Ao texto original acrescentam-se outras palavras de Mia Couto noutros livros e, sobretudo, uma personagem que apenas era citada e aqui ganha corpo: o Avô Celestino. «É ele que caminha entre os mortos e os vivos». E em relação à encenação de há 14 anos, embora se mantenham todas as pessoas, muda a abordagem. «A outra versão era mais poética mas esta é sensorialmente mais africana. Está mais próxima do universo fantástico do conto».
O tema fundamental continua a ser o mesmo – a morte. «Nós, ocidentais, temos uma relação terrível com a finitude apesar de a natureza, com os dias que acabam e as noites que começam, nos estar sempre a lembrar disso. Esta peça é mais uma em que trabalho uma visão da morte, como fiz em Pedro Páramo ou em As Centenárias». Isto apesar de algumas pessoas confundirem o livro de Mia Couto, feito com ilustrações, com uma história apenas infantil.

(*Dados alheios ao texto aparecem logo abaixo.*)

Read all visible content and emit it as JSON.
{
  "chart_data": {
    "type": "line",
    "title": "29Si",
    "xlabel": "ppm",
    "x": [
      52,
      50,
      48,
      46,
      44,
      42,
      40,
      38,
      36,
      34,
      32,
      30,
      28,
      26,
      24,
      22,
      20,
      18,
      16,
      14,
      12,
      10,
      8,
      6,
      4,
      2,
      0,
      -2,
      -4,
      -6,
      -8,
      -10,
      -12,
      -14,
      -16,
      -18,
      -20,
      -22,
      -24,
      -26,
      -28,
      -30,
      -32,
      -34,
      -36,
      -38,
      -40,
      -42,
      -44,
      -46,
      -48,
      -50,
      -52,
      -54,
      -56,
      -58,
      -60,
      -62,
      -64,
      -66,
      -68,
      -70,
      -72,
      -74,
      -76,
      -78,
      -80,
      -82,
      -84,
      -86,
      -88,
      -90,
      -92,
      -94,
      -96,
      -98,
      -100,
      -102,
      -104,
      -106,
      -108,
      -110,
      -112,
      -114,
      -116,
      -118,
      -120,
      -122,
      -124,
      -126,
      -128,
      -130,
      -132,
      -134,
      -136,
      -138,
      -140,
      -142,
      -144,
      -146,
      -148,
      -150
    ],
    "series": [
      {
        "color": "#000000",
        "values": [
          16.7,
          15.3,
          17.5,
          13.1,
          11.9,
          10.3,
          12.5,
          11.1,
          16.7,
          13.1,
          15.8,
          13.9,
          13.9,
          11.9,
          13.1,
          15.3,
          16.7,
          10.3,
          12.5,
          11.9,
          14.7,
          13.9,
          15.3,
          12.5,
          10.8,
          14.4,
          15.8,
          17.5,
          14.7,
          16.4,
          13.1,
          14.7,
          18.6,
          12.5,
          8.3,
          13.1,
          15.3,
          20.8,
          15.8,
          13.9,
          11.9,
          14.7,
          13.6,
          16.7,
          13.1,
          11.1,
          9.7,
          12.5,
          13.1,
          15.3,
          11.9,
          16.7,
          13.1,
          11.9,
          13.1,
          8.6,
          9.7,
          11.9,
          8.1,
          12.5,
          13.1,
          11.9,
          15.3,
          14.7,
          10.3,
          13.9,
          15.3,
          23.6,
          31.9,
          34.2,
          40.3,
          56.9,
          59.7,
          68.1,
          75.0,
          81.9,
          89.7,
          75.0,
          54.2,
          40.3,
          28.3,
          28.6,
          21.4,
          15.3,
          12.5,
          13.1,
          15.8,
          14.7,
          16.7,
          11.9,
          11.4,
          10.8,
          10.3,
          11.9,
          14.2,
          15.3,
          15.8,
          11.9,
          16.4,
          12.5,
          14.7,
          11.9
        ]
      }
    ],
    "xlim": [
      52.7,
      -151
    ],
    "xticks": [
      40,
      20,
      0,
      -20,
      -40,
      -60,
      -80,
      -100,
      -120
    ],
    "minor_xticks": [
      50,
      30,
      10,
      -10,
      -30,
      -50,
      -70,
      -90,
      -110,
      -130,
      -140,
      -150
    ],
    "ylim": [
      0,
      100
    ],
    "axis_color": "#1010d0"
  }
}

«Os grandes textos e os grandes espectáculos são aqueles em que cada um, independentemente da idade, encontra as suas âncoras em espelho. É matéria onde nos podemos ver, sentir, reflectir, recentrar». Um texto universal, como Natália Luíza acredita que Mar Me Quer é, e que por isso não precisa de uma altura especial para voltar a estar em palco: «É sobre nós, é capaz de unir e de nos acordar a sensibilidade. Isso é essencial numa altura em que há tanta incapacidade de reagir e de nos juntarmos».